Tue May 8 08:57:41 CDT 2007

On Tue, May 08, 2007 at 06:04:41AM +0200, Petko Yotov wrote:
> On Tuesday 08 May 2007 04:59, Patrick R. Michaud wrote:
> > > Senond, this will cause pmwiki to open for reading every single page
> > > (file) in the pagelist to make sure there is such string, and if there
> > > are many pages, it may be quite slow (running at 100% CPU). ...
> >
> > Actually, this won't speed up or slow things down that much.  Both with
> > and without the "[[!" search term, PmWiki will still read all of the
> > pages in the resulting pagelist.  
> 
> Wow, this is not great :-((. It shouldn't read all files if all the data the 
> request needs can be found by scanning only the .pageindex file! Hmm... I was 
> sure it was smarter. :-(

Well, "read all files" is different from "read all files in the resulting
pagelist".  :-)

When PmWiki is searching pages using pagelist, it uses the .pageindex
file to determine pages that may be safely *excluded* from the results.
It then scans any remaining pages to verify that they match (and updates
the .pageindex for any that don't).

While the use of .pageindex to determine "negative matches" might
seem backwards from what most people expect, it's more effective
this way.  At any point in time the .pageindex file may be incomplete
or missing, so we can't rely on it to give us a complete list of all 
possible matching pages.  However, we can use it to exclude pages
that there's no point in processing any further.  (This is also why
PmWiki can still produce accurate results when .pageindex is missing--
it only uses .pageindex as optimization, not as an authoritative
source.)

Even if .pageindex could reliably tell us all of the pages, it
doesn't always provide all of the data the request needs.  If 
$EnablePageListProtect is set (the default), then we still have to
read the resulting pages in order to check read permissions and
possibly other sorts of operations on them.

So, let's go back to the original case of a Category.* page containing:

    (:pagelist link={*$FullName} list=normal "[[!" :)

If there are five pages in the Category, and .pageindex is complete,
then the link= parameter will end up excluding all of the pages
that don't link to the Category page.  The list= parameter will
strip out any pages that don't match the 'normal' patterns.

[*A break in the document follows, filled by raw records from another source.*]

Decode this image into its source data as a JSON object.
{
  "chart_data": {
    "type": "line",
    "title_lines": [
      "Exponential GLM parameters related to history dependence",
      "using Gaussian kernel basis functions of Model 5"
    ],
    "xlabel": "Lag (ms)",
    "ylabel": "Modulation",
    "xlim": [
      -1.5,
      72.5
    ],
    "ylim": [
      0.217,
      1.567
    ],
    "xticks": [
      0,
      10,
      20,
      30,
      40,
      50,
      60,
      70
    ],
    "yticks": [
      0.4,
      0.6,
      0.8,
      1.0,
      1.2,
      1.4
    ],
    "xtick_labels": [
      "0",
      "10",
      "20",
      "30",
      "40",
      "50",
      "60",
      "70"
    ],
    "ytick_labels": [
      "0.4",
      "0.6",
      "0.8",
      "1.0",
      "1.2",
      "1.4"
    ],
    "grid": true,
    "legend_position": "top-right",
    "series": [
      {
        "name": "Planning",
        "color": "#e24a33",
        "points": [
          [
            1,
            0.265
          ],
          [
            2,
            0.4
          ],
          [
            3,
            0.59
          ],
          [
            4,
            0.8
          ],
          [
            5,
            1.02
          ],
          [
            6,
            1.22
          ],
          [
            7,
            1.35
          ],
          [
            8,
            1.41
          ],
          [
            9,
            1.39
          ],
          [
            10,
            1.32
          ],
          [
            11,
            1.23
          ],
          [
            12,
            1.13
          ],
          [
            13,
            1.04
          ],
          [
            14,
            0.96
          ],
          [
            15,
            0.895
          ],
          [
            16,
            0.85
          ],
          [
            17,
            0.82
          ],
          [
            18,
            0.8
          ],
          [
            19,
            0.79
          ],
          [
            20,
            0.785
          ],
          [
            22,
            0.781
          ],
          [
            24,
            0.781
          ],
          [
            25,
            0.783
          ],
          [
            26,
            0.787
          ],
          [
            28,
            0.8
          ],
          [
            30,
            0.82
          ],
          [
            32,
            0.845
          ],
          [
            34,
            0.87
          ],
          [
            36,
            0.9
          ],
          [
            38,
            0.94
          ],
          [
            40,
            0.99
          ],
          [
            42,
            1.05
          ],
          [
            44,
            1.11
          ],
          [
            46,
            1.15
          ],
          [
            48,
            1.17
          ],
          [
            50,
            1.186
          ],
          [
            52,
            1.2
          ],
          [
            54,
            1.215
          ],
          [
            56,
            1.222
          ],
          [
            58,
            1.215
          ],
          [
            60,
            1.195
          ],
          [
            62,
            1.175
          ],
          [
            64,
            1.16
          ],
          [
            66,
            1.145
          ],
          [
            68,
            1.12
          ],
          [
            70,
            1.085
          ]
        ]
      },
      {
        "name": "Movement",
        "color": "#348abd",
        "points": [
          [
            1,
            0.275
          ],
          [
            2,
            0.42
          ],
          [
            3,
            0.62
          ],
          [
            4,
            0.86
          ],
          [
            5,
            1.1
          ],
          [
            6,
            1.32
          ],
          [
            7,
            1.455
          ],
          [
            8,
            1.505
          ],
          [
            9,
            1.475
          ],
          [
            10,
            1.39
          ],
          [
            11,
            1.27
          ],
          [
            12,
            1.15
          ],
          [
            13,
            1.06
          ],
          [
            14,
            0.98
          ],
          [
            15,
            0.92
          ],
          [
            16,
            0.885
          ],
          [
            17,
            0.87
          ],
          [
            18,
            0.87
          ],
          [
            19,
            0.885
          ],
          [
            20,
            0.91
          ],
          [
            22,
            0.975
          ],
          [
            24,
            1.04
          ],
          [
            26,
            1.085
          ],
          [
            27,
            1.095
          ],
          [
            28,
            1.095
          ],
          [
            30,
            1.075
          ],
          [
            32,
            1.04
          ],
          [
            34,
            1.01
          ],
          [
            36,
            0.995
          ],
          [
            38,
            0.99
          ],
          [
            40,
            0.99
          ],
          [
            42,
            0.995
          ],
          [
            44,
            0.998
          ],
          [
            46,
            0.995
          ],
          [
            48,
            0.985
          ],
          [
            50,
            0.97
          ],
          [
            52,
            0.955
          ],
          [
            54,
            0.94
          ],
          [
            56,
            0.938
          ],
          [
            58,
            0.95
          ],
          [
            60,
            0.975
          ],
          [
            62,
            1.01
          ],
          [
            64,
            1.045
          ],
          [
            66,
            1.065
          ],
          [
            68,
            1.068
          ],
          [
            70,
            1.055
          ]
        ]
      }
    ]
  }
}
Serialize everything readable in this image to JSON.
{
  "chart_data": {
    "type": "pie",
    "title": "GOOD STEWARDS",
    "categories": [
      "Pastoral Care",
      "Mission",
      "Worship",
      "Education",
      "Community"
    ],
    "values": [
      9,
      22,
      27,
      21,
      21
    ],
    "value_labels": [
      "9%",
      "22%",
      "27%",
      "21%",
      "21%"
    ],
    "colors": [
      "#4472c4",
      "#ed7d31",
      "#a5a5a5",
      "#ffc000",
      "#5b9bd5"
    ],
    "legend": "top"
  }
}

For the (five) pages that remain, we then read the pages to
check permissions, verify that {*$FullName} is really a link 
target (as opposed to simply having the name in the page text
somewhere), and search for "[[!" in the text.  

Both with and without the "[[!" term in the pagelist command 
we end up reading a total of five pages, which we would have 
to read anyway in order to verify read permissions on each.

Hope this helps,

Pm